Non pas vraiment. J’ai un ami qui relit mes textes, mais de toute façon, je ne me fais pas passer pour une artiste d’Angleterre ou des Etats-Unis. Je viens de Suisse et les gens le savent. D’ailleurs, c’est un pays assez étrange d’un point de vue linguistique et l’anglais en fait aussi partie. Dès que tu traverses la frontière linguistique, même si tu essaies de parler allemand, tout le monde finit par parler en anglais. J’ai sûrement un accent, mais ça ne fait rien, j’aime les sonorités des mots dans cette langue. Et vu que de toute manière ça ne médrange pas de dire les choses avec des mots simples… Si un jour je me sens limitée par ça, je trouverai une solution. Soit je co-écrirai les textes avec quelqu’un, ou j’irai habiter six mois en Angleterre, je ne sais pas.

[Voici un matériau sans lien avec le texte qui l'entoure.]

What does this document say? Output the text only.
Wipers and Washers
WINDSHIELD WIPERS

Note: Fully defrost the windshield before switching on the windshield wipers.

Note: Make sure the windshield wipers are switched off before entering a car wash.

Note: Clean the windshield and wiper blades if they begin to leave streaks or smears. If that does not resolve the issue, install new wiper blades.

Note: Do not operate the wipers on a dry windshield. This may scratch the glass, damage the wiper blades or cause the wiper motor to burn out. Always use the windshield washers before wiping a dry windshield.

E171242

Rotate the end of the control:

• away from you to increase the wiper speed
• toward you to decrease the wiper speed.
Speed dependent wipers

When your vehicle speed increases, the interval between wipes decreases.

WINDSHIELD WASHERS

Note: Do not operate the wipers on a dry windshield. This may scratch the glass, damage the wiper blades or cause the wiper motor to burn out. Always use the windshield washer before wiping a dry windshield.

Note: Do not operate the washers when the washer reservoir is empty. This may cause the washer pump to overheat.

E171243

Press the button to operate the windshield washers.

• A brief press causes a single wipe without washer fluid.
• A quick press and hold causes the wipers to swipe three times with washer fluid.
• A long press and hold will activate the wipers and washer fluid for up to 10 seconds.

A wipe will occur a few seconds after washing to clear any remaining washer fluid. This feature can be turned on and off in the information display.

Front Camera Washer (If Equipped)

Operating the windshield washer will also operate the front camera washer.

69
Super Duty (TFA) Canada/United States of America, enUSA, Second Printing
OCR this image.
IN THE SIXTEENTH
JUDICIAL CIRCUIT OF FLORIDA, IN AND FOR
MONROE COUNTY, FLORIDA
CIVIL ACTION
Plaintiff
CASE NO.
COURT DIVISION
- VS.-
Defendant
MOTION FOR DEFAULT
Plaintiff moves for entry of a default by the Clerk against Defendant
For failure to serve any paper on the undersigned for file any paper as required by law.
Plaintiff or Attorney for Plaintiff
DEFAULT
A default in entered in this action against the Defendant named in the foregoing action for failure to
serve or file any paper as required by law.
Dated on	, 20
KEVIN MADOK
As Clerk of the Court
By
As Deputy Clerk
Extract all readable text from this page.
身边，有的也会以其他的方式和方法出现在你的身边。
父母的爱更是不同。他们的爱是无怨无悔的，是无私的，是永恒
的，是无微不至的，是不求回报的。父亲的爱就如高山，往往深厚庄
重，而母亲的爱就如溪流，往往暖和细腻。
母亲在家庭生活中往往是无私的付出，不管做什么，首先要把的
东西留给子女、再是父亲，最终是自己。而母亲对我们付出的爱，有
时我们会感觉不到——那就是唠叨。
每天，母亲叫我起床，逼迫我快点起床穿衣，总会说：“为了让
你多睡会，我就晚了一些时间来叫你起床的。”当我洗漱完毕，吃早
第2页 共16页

Justement, tu ne te sens pas artistiquement restreinte en Suisse ? Tu as songé à émigrer, que sais-je, à Berlin, à Paris ou à Londres ?
En fait, je suis très attachée à la nature et à la campagne. Je me sens vite à l’étroit dans les villes, et la Suisse a ça de bien qu’elles n’y sont pas grandes et qu’on en sort très vite. La proximité des éléments naturels, de la forêt, de l’eau, m’est chère. Je me suis parfois demandé si je devais déménager, mais je n’ai jamais pu savoir où je me sentirais bien.